1His surname was "Cabeza de Vaca," not "de Vaca." It means "cow's head" in Spanish.

2All dates in this article are represented according to the Julian calendar, which was in use at the time of the expedition. To convert them to the modern Gregorian calendar, add ten days.

3His name in La Relación is spelled Estebanico, but in English translations, it is usually written as Estevanico, just as Habana is changed in English to Havana. It is pronounced "eh-steh-va-NEE-co," stressed the same way as Federico (feh-deh-REE-co).
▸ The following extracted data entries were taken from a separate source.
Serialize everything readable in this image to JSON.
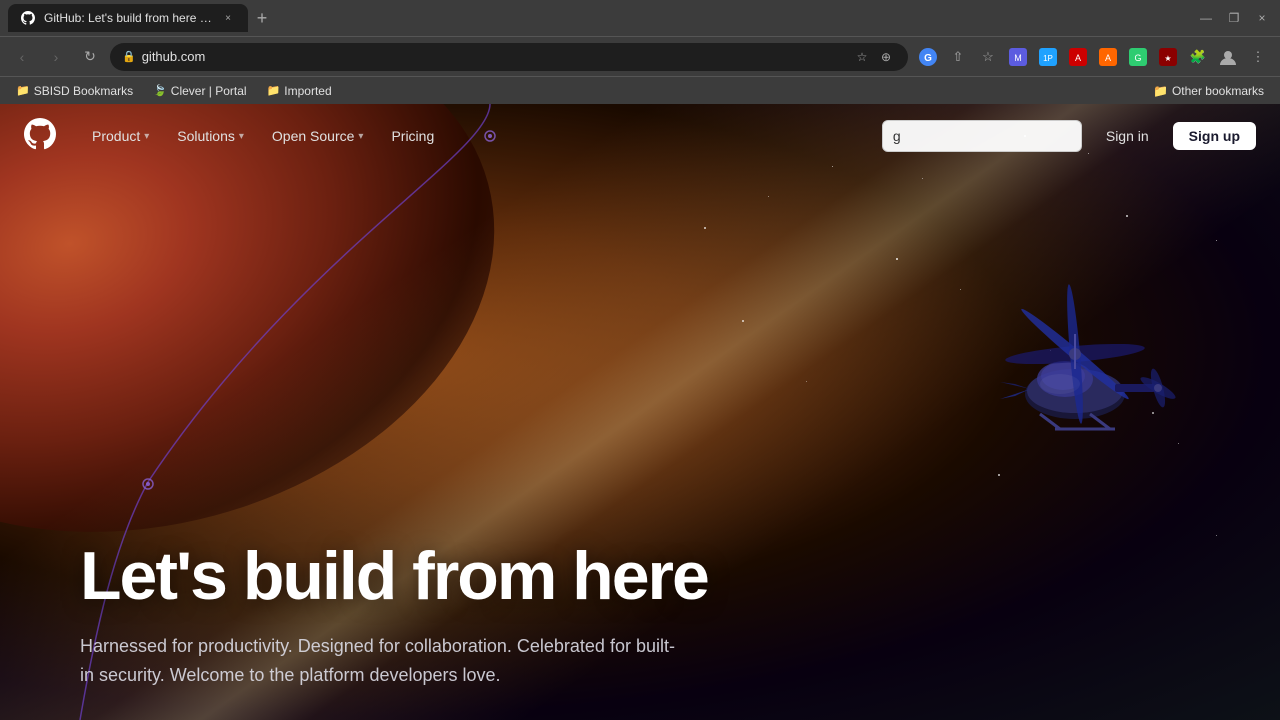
{
  "browser": {
    "tab": {
      "favicon": "⬤",
      "title": "GitHub: Let's build from here · G",
      "close_label": "×"
    },
    "new_tab_label": "+",
    "window_controls": {
      "minimize": "—",
      "maximize": "❐",
      "close": "×"
    },
    "nav": {
      "back_label": "‹",
      "forward_label": "›",
      "reload_label": "↻",
      "address": "github.com",
      "lock_icon": "🔒"
    },
    "toolbar_icons": [
      "⊕",
      "⋮"
    ],
    "bookmarks": [
      {
        "icon": "📁",
        "label": "SBISD Bookmarks"
      },
      {
        "icon": "🍃",
        "label": "Clever | Portal"
      },
      {
        "icon": "📁",
        "label": "Imported"
      }
    ],
    "other_bookmarks_label": "Other bookmarks"
  },
  "github": {
    "logo_title": "GitHub",
    "nav_items": [
      {
        "label": "Product",
        "has_dropdown": true
      },
      {
        "label": "Solutions",
        "has_dropdown": true
      },
      {
        "label": "Open Source",
        "has_dropdown": true
      },
      {
        "label": "Pricing",
        "has_dropdown": false
      }
    ],
    "search": {
      "value": "g",
      "placeholder": ""
    },
    "signin_label": "Sign in",
    "signup_label": "Sign up",
    "hero_title": "Let's build from here",
    "hero_subtitle": "Harnessed for productivity. Designed for collaboration. Celebrated for built-in security. Welcome to the platform developers love."
  },
  "colors": {
    "accent_purple": "#6e40c9",
    "github_dark": "#0d1117",
    "tab_active": "#1e1e1e",
    "chrome_bg": "#3c3c3c"
  }
}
It is incorrectly written as "Estevánico" (or "Estebánico") in numerous articles on the web, resulting in it being mispronounced "eh-steh-VAH-nee-co."

4Other Spanish explorers, both before and after Narváez, observed that whenever they showed something foreign to American natives, the natives informed them that there was plenty of that thing far away or in the land of their enemies.

5Their capture was not witnessed. They left with the natives to get water and never came back. They may have despaired of their chances of survival on the boats and escaped to the natives.

6The earlier observation that many parts of Cabeza de Vaca's narrative are obviously self-serving bears repeating. Beginning with the moment his boat sank and he asked the natives on the Island of Misfortune to take him and his comrades to their homes, there are many indications that Cabeza de Vaca was in no hurry to return to Spanish civilization.

7One of De Soto's expedition chroniclers, a Portuguese known as "A Gentleman of Elvas," gives two reasons: first, that De Soto did not meet Cabeza de Vaca's financial demands, and second, that Cabeza de Vaca wanted to head his own expedition, not serve in someone else's. D'Elvas does not indicate which was the "real" reason, but the two are not mutually exclusive.